Banks borrowed less from the Federal Reserve's emergency lending program over the past week as it becomes easier to borrow in the private credit markets.
Commercial banks averaged $15.1 billion in daily borrowing for the week that ended Wednesday, the Fed reported Thursday. That was down from $17.5 billion in average borrowing for the previous week.
Banks have scaled back their use of the Fed's emergency discount loan window as credit markets have thawed in the past year. At the peak of the crisis, which struck in the fall of 2008, banks' daily borrowing from the discount window reached $110 billion as lenders panicked and credit markets locked up.
Banks, whose identities are not released, pay interest of just 0.50 percent on the emergency loans.
The Fed's weekly report also showed that banks are generally making less use of other programs designed to ease the financial crisis.
The average value of the central bank's holdings of short-term debt known as "commercial paper" dropped by nearly $300 million to $13.8 billion. The Fed's purchase of commercial paper is intended to increase the availability of financing that businesses use for crucial operations like payroll and supplies.
At its peak in January 2009, the Fed held almost $350 billion worth of commercial paper.
Banks also sharply reduced their reliance on short-term loans drawn from the Fed's "term auction credit" program. Those loans averaged $38.5 billion in the week ending Wednesday, roughly half the $75.9 billion outstanding the previous week. That is also much lower than the $406.8 billion daily average for the first week in January 2009.
Even with all the reductions, the Fed's balance sheet — a broad measure that tracks the central bank's lending — is almost $2.3 trillion, more than double the level before the crisis struck. The bloated balance sheet underscores the scale of efforts the Fed has undertaken to stabilize an economy hit with the worst financial crisis in seven decades.
Under one program, it is purchasing $1.25 trillion in mortgage securities from Fannie Mae and Freddie Mac. The purchases are intended to keep mortgage rates low and boost home sales.
The Fed held about $968.4 billion of the securities as of Wednesday, the central bank's report said, a slight drop in value from the previous week.
The Fed intends to finish its purchases by the end of March, though it hasn't ruled out buying more of the securities. It could come under pressure to do so if mortgage rates spike once the Fed's buying is complete.

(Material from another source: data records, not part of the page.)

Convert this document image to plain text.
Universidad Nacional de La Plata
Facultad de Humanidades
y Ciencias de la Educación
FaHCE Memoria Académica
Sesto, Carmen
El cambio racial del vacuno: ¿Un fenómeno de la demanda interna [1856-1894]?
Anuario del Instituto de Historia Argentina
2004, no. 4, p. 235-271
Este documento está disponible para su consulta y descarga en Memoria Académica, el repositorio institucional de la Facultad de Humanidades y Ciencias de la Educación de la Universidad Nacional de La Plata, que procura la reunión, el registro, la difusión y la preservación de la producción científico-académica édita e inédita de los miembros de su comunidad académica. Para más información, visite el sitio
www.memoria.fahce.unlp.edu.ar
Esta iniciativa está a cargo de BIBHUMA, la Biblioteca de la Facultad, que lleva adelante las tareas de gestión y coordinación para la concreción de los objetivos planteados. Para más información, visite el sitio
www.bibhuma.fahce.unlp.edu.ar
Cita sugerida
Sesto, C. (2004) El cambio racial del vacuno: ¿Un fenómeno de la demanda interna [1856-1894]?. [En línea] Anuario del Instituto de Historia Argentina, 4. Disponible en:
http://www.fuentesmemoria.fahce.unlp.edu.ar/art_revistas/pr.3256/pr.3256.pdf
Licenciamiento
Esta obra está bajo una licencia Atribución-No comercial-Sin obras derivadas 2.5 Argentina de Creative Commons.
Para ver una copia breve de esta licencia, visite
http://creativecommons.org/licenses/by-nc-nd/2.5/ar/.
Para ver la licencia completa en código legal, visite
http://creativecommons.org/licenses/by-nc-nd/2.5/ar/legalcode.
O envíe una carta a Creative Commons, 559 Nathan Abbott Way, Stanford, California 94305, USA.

The average 30-year mortgage rate fell to 4.99 percent this week, from 5.06 percent, mortgage giant Freddie Mac said Thursday. That's historically low but above the record low of 4.71 percent set in early December.
Critics on Capitol Hill and elsewhere have expressed concern that the Fed's extraordinary actions to fight the economic and financial crises could put taxpayers at risk by reducing the amount turned over to Treasury coffers.
But earlier this month the Fed said it paid a record $46.1 billion to the Treasury last year. The money came from the Fed's earnings from its lending activities. Still, the central bank faces risks that it could lose money by purchasing securities if it has to sell them after their prices had fallen.